GOOGLE’S EDITORS’ PICKS
When browsing Google News, I sometimes review the Editors’ Picks section, perusing through several online publications looking for interesting and thought provoking articles. As you may be aware, the Editors’ Picks section is in the right navigation pane slightly down from the top of the Google News’ home page. The other day, this section included soccer news from the Chicago Tribune about indictments for several key FIFA officials. Interested, I wanted to know more about the latest FIFA news and the several indictment charges on possible corruption. The link brings me to a page which says you can either subscribe for .99 for 10 days to get digitalPLUS access or register to continue reading Chicago Tribune stories.
I won’t lie, the message appeared to be quite confusing. When you first see the signage about subscribing for 10 days or registering it gives me hope that I’m able to read that particular article only if I register. In fact, any icons that include the ‘plus’ require you to pay for digitalPLUS access.
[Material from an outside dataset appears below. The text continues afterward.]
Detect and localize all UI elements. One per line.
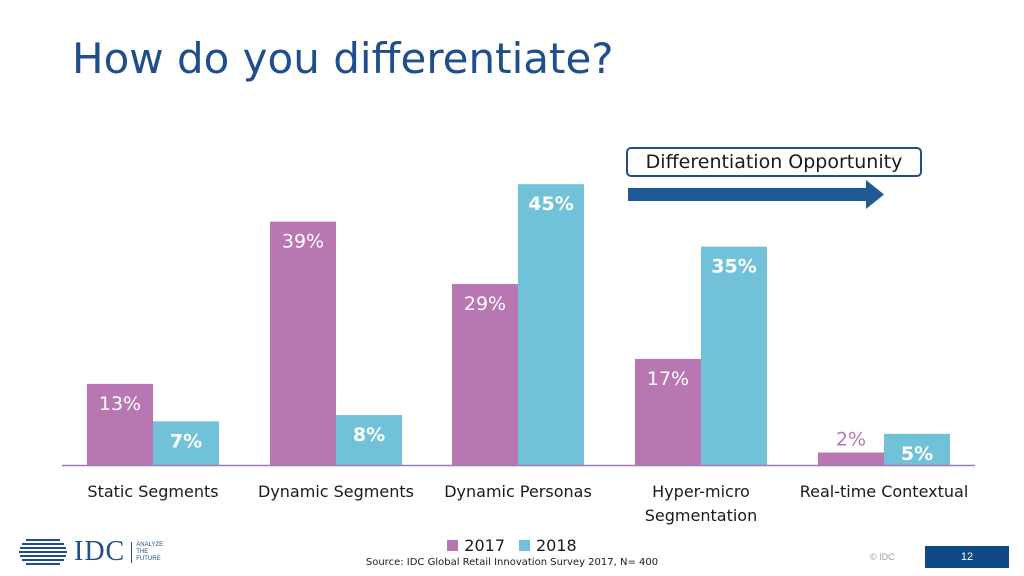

In fact, whether I register or not, it does not appear to make a difference in terms of my access to the non-Chicago Tribune ‘plus’ articles.
If you click ‘Not Right Now’ on the DigitalPLUS article, it will bring you back to that same offer. Same thing occurs if you click on the articles that require digitalPLUS, the offer is displayed again.
My perception of Editors’ Picks means Google allows information providers to include 5 interesting or pertinent articles for viewing and sharing. It’s about information sharing without any financial fees if those articles are included in this section.
Wall Street Journal (owned by Media Corporation) too includes articles within Editors’ Picks that require the subscription. If you click on certain articles that are not known at the time to require a subscription by the WSJ, you may be able to read a paragraph or two of that article before you logon. Bait and switch? You don’t know at the time which articles require a subscription and which ones don’t. In addition, it’s very difficult to determine how many of these articles tweeted or included in the Editors’ Picks section are behind the WSJ paywall and require a subscription. All I know is this is quite common when I perusing thought provoking articles through the Editors’ Picks.
According to one source at The Wall Street Journal who I emailed, they’ve devised their paywall model that way in order to add more subscribers. Are they tracking how many of those who sign up through this process become regulars and don’t have any issues with how it’s done? And how many refuse to subscribe? That would be an interesting study. Again, I admire their aggressiveness with the attempt of gaining more subscribers although in my opinion, this tactic puts a scarlet letter on the original intent of Editors’ Picks. Therefore I add, not customer centric.
Can I ask two things of Google? The first request is not to include any news sources within the Editors’ Picks section that require a subscription to view. If they are unwilling to do that, could they add a caveat that certain online news sources require registration or a subscription?